Kebuntuan utang ini menyoroti ikatan sulit yang dimiliki banyak negara – termasuk Kazakhstan, Tajikistan, dan Pakistan – dengan utang China dari proyek infrastruktur besar BRI saat mereka menangani krisis ekonomi yang disebabkan oleh pandemi COVID-19.

Beijing sejauh ini telah menunjukkan kesediaan untuk menunda beberapa pinjaman, tetapi tidak menawarkan bantuan langsung, menunjuk ke arah lingkungan negosiasi yang sulit untuk negara-negara seperti Kyrgyzstan yang berada di bawah tekanan keuangan yang begitu sulit.

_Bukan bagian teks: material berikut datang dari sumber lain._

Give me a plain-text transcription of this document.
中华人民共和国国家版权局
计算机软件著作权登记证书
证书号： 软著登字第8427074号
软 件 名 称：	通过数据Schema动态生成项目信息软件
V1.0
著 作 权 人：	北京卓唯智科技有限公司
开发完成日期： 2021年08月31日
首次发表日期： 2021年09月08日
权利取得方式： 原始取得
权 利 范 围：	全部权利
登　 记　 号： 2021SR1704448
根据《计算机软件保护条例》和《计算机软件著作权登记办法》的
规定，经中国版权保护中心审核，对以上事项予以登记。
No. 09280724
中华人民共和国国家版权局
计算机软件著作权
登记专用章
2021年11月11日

“China telah berkali-kali menunjukkan di Amerika Latin dan Afrika bahwa itu bukan amal dan bahwa itu adalah mitra yang sangat pragmatis dalam hal mendapatkan kembali utangnya,” Temur Umarov, pakar hubungan China-Asia Tengah di Carnegie Moscow Center , kepada RFE / RL. “Untuk Kyrgyzstan, ini adalah situasi yang menantang tanpa jalan keluar yang jelas.”

Kyrgyzstan telah mempertimbangkan opsi untuk pengembangan tambang bijih besi Jetim-Too dalam beberapa bulan terakhir, dan beberapa kritikus pemerintah telah mengangkat prospek bahwa pihak berwenang mungkin menjual atau menyerahkan hak penambangan ke deposit yang menguntungkan untuk melunasi pinjamannya ke Beijing. .

Sebagai calon presiden, Japarov sendiri melontarkan gagasan menggunakan Jetim-Too untuk membayar utang negara kepada China, meskipun Bank Nasional Kyrgyzstan mengatakan pemerintah berencana untuk mempertahankan kepemilikan.

Di luar konsesi pertambangan dan mineral, beberapa anggota parlemen juga menyebutkan kemungkinan pemerintah menyerahkan sebagian pengelolaan sektor energi negara.

Sebuah protes di luar Kedutaan Besar China di Bishkek atas perlakuan terhadap minoritas Uyghur di China.

Hasil untuk menyelesaikan hutang negara ini diajukan oleh anggota parlemen Akyl Japarov (tidak ada hubungannya dengan presiden) pada tanggal 22 Februari, jika Kyrgyzstan tidak dapat memenuhi pembayaran bunganya atas rekonstruksi pembangkit listrik utama Bishkek yang kontroversial dan didanai oleh China, yang biayanya meningkat secara drastis sebelum mogok dan terus mengalami kekurangan produksi.

“Kyrgyzstan tidak memiliki pengaruh dan sedikit cara untuk menangani krisis ini,” Niva Yau, seorang peneliti di OSCE Academy di Bishkek, mengatakan kepada RFE / RL. “Banyak yang akan bergantung jika Japarov mampu menindaklanjuti reformasinya untuk ekonomi dan membawa langkah-langkah anti-korupsi.”

Mencari Niat Baik

Japarov dan Xi melakukan panggilan telepon pertama mereka pada 22 Februari, di mana presiden Kirgistan menyuarakan dukungan untuk lebih banyak proyek China di negara itu dan memuji penanganan Xi atas berbagai masalah internasional.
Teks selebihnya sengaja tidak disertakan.